We write the error in a special form, then square and take the expectation.

\(\text{Error} = Y - aX - b = (Y - \mu_Y) - a(X - \mu_X) + \mu_Y - a\mu_X - b = (Y - \mu_Y) - a(X - \mu_X) - \beta\)

\(\text{Error squared} = (Y - \mu_Y)^2 + a^2 (X - \mu_X)^2 + \beta^2 - 2\beta (Y - \mu_Y) + 2 \alpha \beta (X - \mu_X) - 2a(Y - \mu_Y) (X - \mu_X)\)

\(E[(Y - aX - b)^2] = \sigma_Y^2 + a^2 \sigma_X^2 + \beta^2 - 2a \text{Cov} [X, Y]\)

Standard procedures for determining a minimum (with respect to *a*) show that this occurs for

\(a = \dfrac{\text{Cov} [X,Y]}{\text{Var}[X]}\) \(b = \mu_Y - a \mu_X\)

Thus the optimum line, called the *regression line of* \(Y\) *on* \(X\), is

\(u = \dfrac{\text{Cov} [X,Y]}{\text{Var}[X]} (t - \mu_X) + \mu_Y = \rho \dfrac{\sigma_Y}{\sigma_X} (t - \mu_X) + \mu_Y = \alpha(t)\)

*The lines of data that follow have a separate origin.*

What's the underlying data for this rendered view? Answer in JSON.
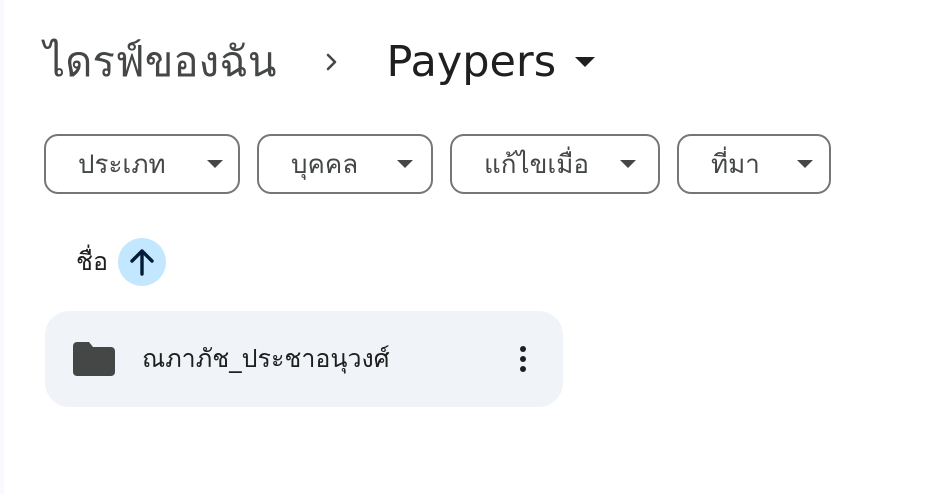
{
  "breadcrumb": {
    "root_label": "ไดรฟ์ของฉัน",
    "separator_icon": "chevron-right-icon",
    "current_label": "Paypers",
    "current_caret_icon": "caret-down-icon"
  },
  "filters": [
    {
      "label": "ประเภท",
      "icon": "caret-down-icon"
    },
    {
      "label": "บุคคล",
      "icon": "caret-down-icon"
    },
    {
      "label": "แก้ไขเมื่อ",
      "icon": "caret-down-icon"
    },
    {
      "label": "ที่มา",
      "icon": "caret-down-icon"
    }
  ],
  "sort": {
    "label": "ชื่อ",
    "direction": "ascending",
    "icon": "arrow-up-icon"
  },
  "items": [
    {
      "type": "folder",
      "icon": "folder-icon",
      "name": "ณภาภัช_ประชาอนุวงศ์",
      "menu_icon": "more-vert-icon"
    }
  ],
  "colors": {
    "chip_border": "#747775",
    "sort_badge": "#c2e7ff",
    "sort_arrow": "#001d35",
    "card_background": "#f0f4f9",
    "folder_icon": "#444746"
  }
}
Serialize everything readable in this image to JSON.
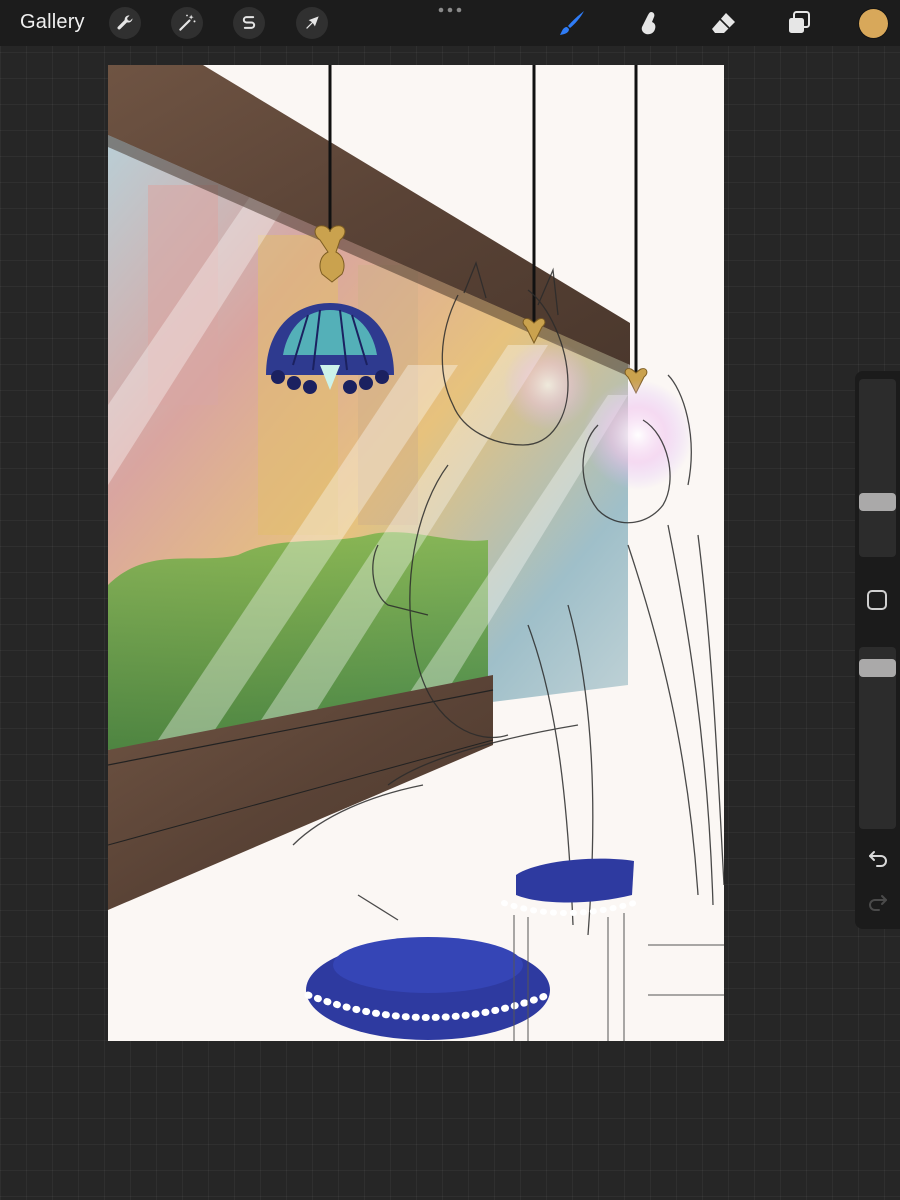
{
  "app": {
    "gallery_label": "Gallery"
  },
  "toolbar_left": [
    {
      "name": "actions",
      "icon": "wrench-icon"
    },
    {
      "name": "adjustments",
      "icon": "magic-wand-icon"
    },
    {
      "name": "selection",
      "icon": "selection-s-icon"
    },
    {
      "name": "transform",
      "icon": "arrow-cursor-icon"
    }
  ],
  "toolbar_right": [
    {
      "name": "brush",
      "icon": "brush-icon",
      "active": true
    },
    {
      "name": "smudge",
      "icon": "smudge-finger-icon"
    },
    {
      "name": "eraser",
      "icon": "eraser-icon"
    },
    {
      "name": "layers",
      "icon": "layers-icon"
    }
  ],
  "colors": {
    "active_tool": "#2f7cf6",
    "current_color": "#d8a85a",
    "background": "#262626",
    "toolbar": "#1c1c1c",
    "canvas": "#fbf7f4"
  },
  "sidebar": {
    "brush_size_slider": {
      "icon": "brush-size-slider"
    },
    "modify_button": {
      "icon": "square-modify-icon"
    },
    "opacity_slider": {
      "icon": "opacity-slider"
    },
    "undo": {
      "icon": "undo-icon"
    },
    "redo": {
      "icon": "redo-icon",
      "enabled": false
    }
  },
  "artwork": {
    "description_hidden": true
  }
}
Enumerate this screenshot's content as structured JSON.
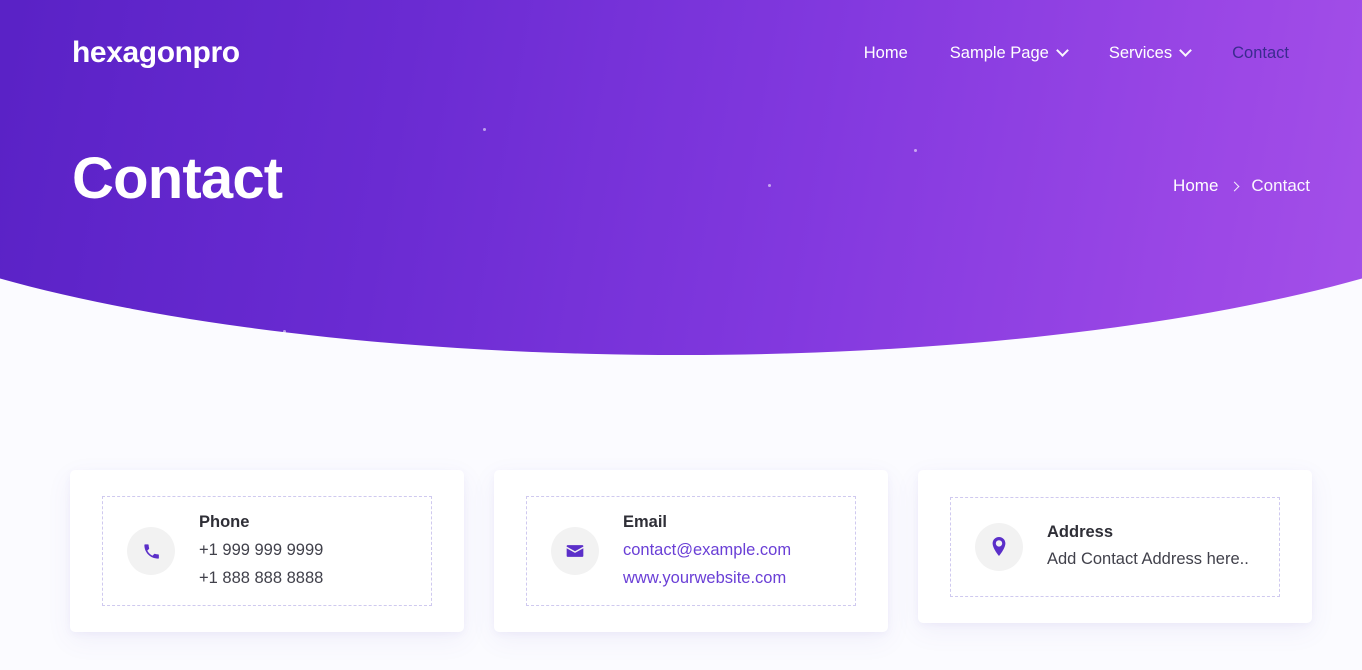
{
  "site": {
    "brand": "hexagonpro",
    "accent": "#6a3fd6",
    "hero_gradient_start": "#5321c2",
    "hero_gradient_end": "#ae5bec",
    "active_nav_color": "#3a2b8f",
    "page_background": "#fbfbff"
  },
  "nav": {
    "items": [
      {
        "label": "Home",
        "has_dropdown": false,
        "active": false
      },
      {
        "label": "Sample Page",
        "has_dropdown": true,
        "active": false
      },
      {
        "label": "Services",
        "has_dropdown": true,
        "active": false
      },
      {
        "label": "Contact",
        "has_dropdown": false,
        "active": true
      }
    ]
  },
  "hero": {
    "title": "Contact",
    "breadcrumb": {
      "home": "Home",
      "separator": "›",
      "current": "Contact"
    }
  },
  "cards": [
    {
      "icon": "phone-icon",
      "title": "Phone",
      "lines": [
        {
          "text": "+1 999 999 9999",
          "is_link": false
        },
        {
          "text": "+1 888 888 8888",
          "is_link": false
        }
      ]
    },
    {
      "icon": "envelope-icon",
      "title": "Email",
      "lines": [
        {
          "text": "contact@example.com",
          "is_link": true
        },
        {
          "text": "www.yourwebsite.com",
          "is_link": true
        }
      ]
    },
    {
      "icon": "map-pin-icon",
      "title": "Address",
      "lines": [
        {
          "text": "Add Contact Address here..",
          "is_link": false
        }
      ]
    }
  ]
}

The second form is commonly used to define the regression line. For certain theoretical purposes, this is the preferred form. But for *calculation*, the first form is usually the more convenient. Only the covariance (which requres both means) and the variance of \(X\) are needed. There is no need to determine \(\text{Var} [Y]\) or \(\rho\).

Example \(\PageIndex{1}\) The simple air of Example 3 from "Variance"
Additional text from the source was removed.